132 days of darkness
17Dec/09

Carl G. Schmurdon: The Man

"They were arguing again. Back and forth like retarded chickens, they clucked by me oblivious to my scorn. I was in my favorite chair. Its brown leather was worn and the brass tacks were beginning to oxidize. It cradled me in all the right places, but even its comfort couldn't help me get through this fight, again. The older one I used to call my wife had her lips puckered and kept shaking her head no. The two younger ones, bitter enemies as kids, but now united by their greed, fragrantly flapped their boney wings about. These chickens clucked too much. They clucked and scratched and shit on my floor as if I wasn't even there.
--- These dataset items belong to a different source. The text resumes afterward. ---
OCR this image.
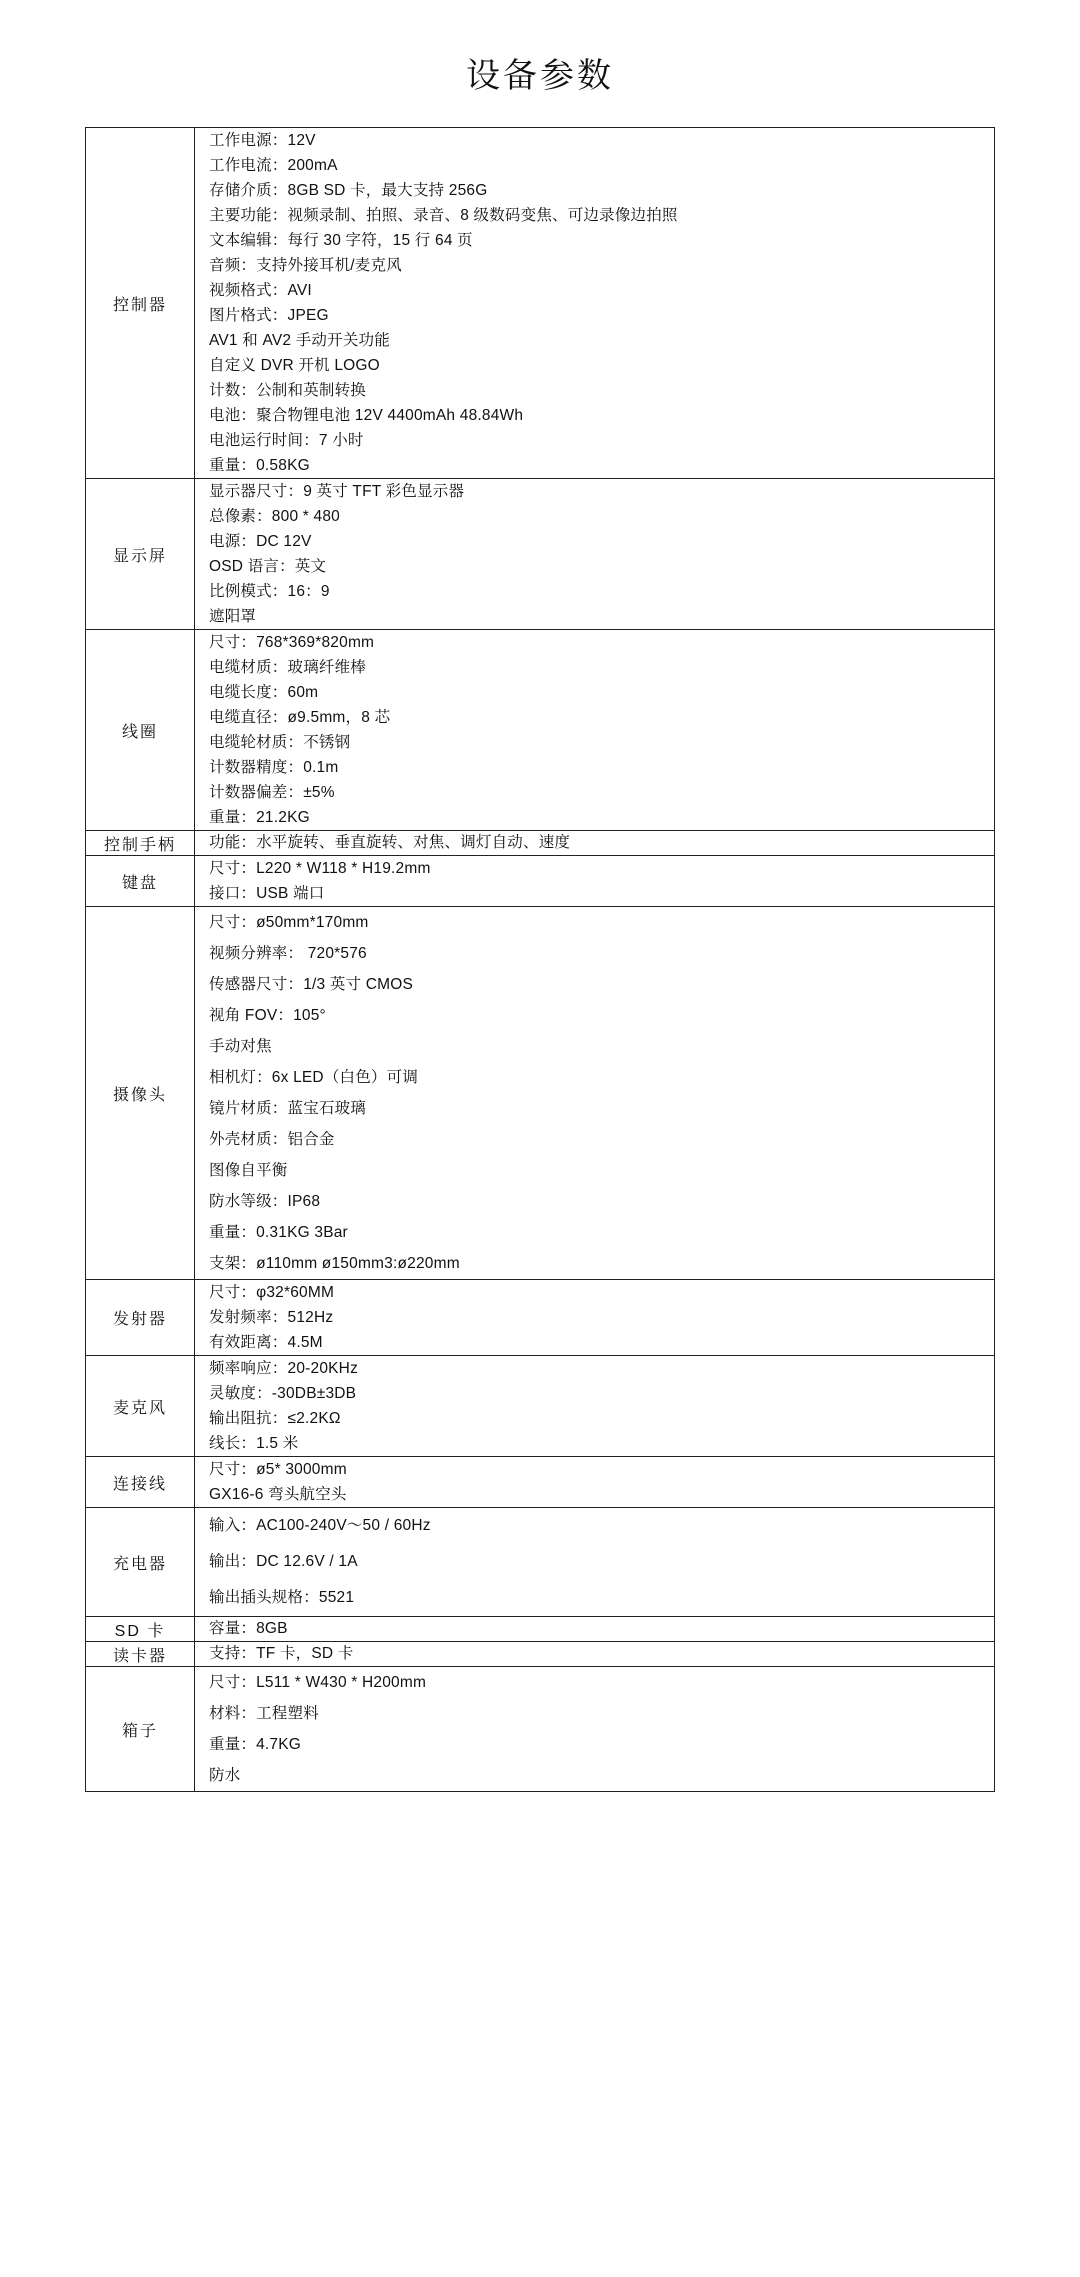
设备参数
控制器	
工作电源：12V
工作电流：200mA
存储介质：8GB SD 卡，最大支持 256G
主要功能：视频录制、拍照、录音、8 级数码变焦、可边录像边拍照
文本编辑：每行 30 字符，15 行 64 页
音频：支持外接耳机/麦克风
视频格式：AVI
图片格式：JPEG
AV1 和 AV2 手动开关功能
自定义 DVR 开机 LOGO
计数：公制和英制转换
电池：聚合物锂电池 12V 4400mAh 48.84Wh
电池运行时间：7 小时
重量：0.58KG

显示屏	
显示器尺寸：9 英寸 TFT 彩色显示器
总像素：800 * 480
电源：DC 12V
OSD 语言：英文
比例模式：16：9
遮阳罩

线圈	
尺寸：768*369*820mm
电缆材质：玻璃纤维棒
电缆长度：60m
电缆直径：ø9.5mm，8 芯
电缆轮材质：不锈钢
计数器精度：0.1m
计数器偏差：±5%
重量：21.2KG

控制手柄	功能：水平旋转、垂直旋转、对焦、调灯自动、速度

键盘	
尺寸：L220 * W118 * H19.2mm
接口：USB 端口

摄像头	
尺寸：ø50mm*170mm
视频分辨率： 720*576
传感器尺寸：1/3 英寸 CMOS
视角 FOV：105°
手动对焦
相机灯：6x LED（白色）可调
镜片材质：蓝宝石玻璃
外壳材质：铝合金
图像自平衡
防水等级：IP68
重量：0.31KG 3Bar
支架：ø110mm ø150mm3:ø220mm

发射器	
尺寸：φ32*60MM
发射频率：512Hz
有效距离：4.5M

麦克风	
频率响应：20-20KHz
灵敏度：-30DB±3DB
输出阻抗：≤2.2KΩ
线长：1.5 米

连接线	
尺寸：ø5* 3000mm
GX16-6 弯头航空头

充电器	
输入：AC100-240V〜50 / 60Hz
输出：DC 12.6V / 1A
输出插头规格：5521

SD 卡	容量：8GB

读卡器	支持：TF 卡，SD 卡

箱子	
尺寸：L511 * W430 * H200mm
材料：工程塑料
重量：4.7KG
防水
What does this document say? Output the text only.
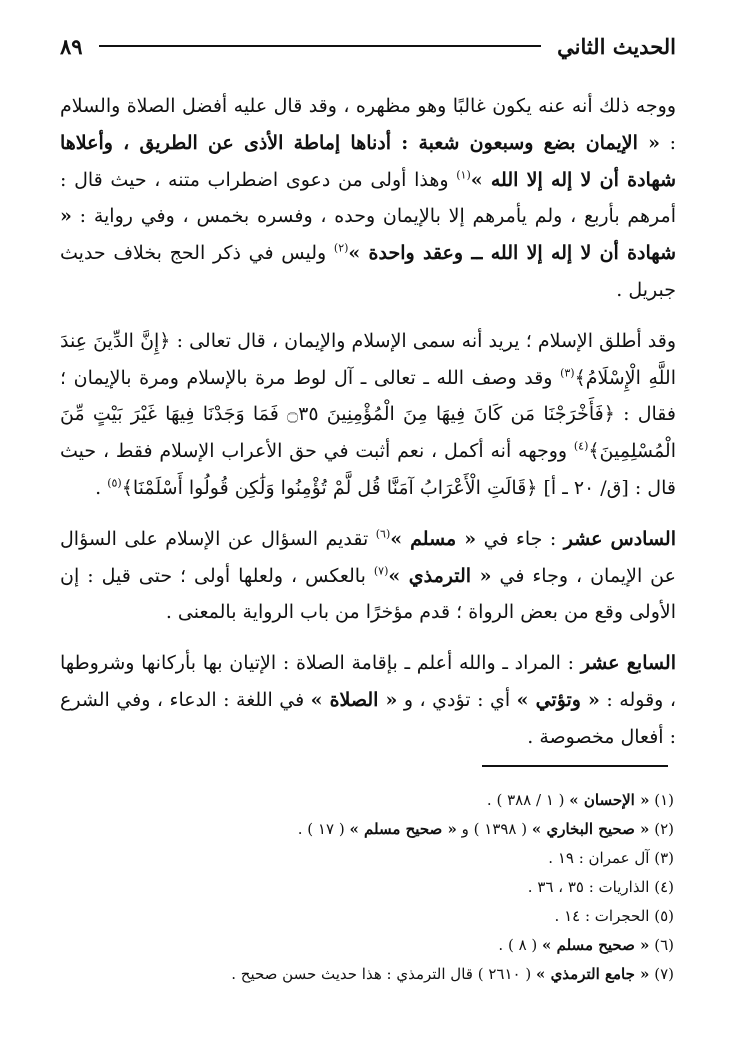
الحديث الثاني
٨٩

ووجه ذلك أنه عنه يكون غالبًا وهو مظهره ، وقد قال عليه أفضل الصلاة والسلام : « الإيمان بضع وسبعون شعبة : أدناها إماطة الأذى عن الطريق ، وأعلاها شهادة أن لا إله إلا الله »$^{(١)}$ وهذا أولى من دعوى اضطراب متنه ، حيث قال : أمرهم بأربع ، ولم يأمرهم إلا بالإيمان وحده ، وفسره بخمس ، وفي رواية : « شهادة أن لا إله إلا الله ــ وعقد واحدة »$^{(٢)}$ وليس في ذكر الحج بخلاف حديث جبريل .

وقد أطلق الإسلام ؛ يريد أنه سمى الإسلام والإيمان ، قال تعالى : ﴿إِنَّ الدِّينَ عِندَ اللَّهِ الْإِسْلَامُ﴾$^{(٣)}$ وقد وصف الله ـ تعالى ـ آل لوط مرة بالإسلام ومرة بالإيمان ؛ فقال : ﴿فَأَخْرَجْنَا مَن كَانَ فِيهَا مِنَ الْمُؤْمِنِينَ ۝٣٥ فَمَا وَجَدْنَا فِيهَا غَيْرَ بَيْتٍ مِّنَ الْمُسْلِمِينَ﴾$^{(٤)}$ ووجهه أنه أكمل ، نعم أثبت في حق الأعراب الإسلام فقط ، حيث قال : [ق/ ٢٠ ـ أ] ﴿قَالَتِ الْأَعْرَابُ آمَنَّا قُل لَّمْ تُؤْمِنُوا وَلَٰكِن قُولُوا أَسْلَمْنَا﴾$^{(٥)}$ .

السادس عشر : جاء في « مسلم »$^{(٦)}$ تقديم السؤال عن الإسلام على السؤال عن الإيمان ، وجاء في « الترمذي »$^{(٧)}$ بالعكس ، ولعلها أولى ؛ حتى قيل : إن الأولى وقع من بعض الرواة ؛ قدم مؤخرًا من باب الرواية بالمعنى .

السابع عشر : المراد ـ والله أعلم ـ بإقامة الصلاة : الإتيان بها بأركانها وشروطها ، وقوله : « وتؤتي » أي : تؤدي ، و « الصلاة » في اللغة : الدعاء ، وفي الشرع : أفعال مخصوصة .

(١) « الإحسان » ( ١ / ٣٨٨ ) .

(٢) « صحيح البخاري » ( ١٣٩٨ ) و « صحيح مسلم » ( ١٧ ) .

(٣) آل عمران : ١٩ .

(٤) الذاريات : ٣٥ ، ٣٦ .

(٥) الحجرات : ١٤ .

(٦) « صحيح مسلم » ( ٨ ) .

(٧) « جامع الترمذي » ( ٢٦١٠ ) قال الترمذي : هذا حديث حسن صحيح .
They called me an old man, a senile old man who can't hear us anyway. I didn't speak up, it was easier not to. The last time I tried to defend myself, try to explain to these familial strangers that I wasn't the vegetable they took me for, they had me admitted to Cedars Sinai. They told the doctors I was delusional, that my Alzheimer’s was taking control and that they couldn't take care of me anymore. They tried to put me in a home and have the State assign me a conservator. Some stranger who'd gain control of my money, food and bowel movements. I fought that one though; I don't need that type of care. Comfort, a perfectly broken in leather chair and maybe some love every once in a while is all I need. I'll get by."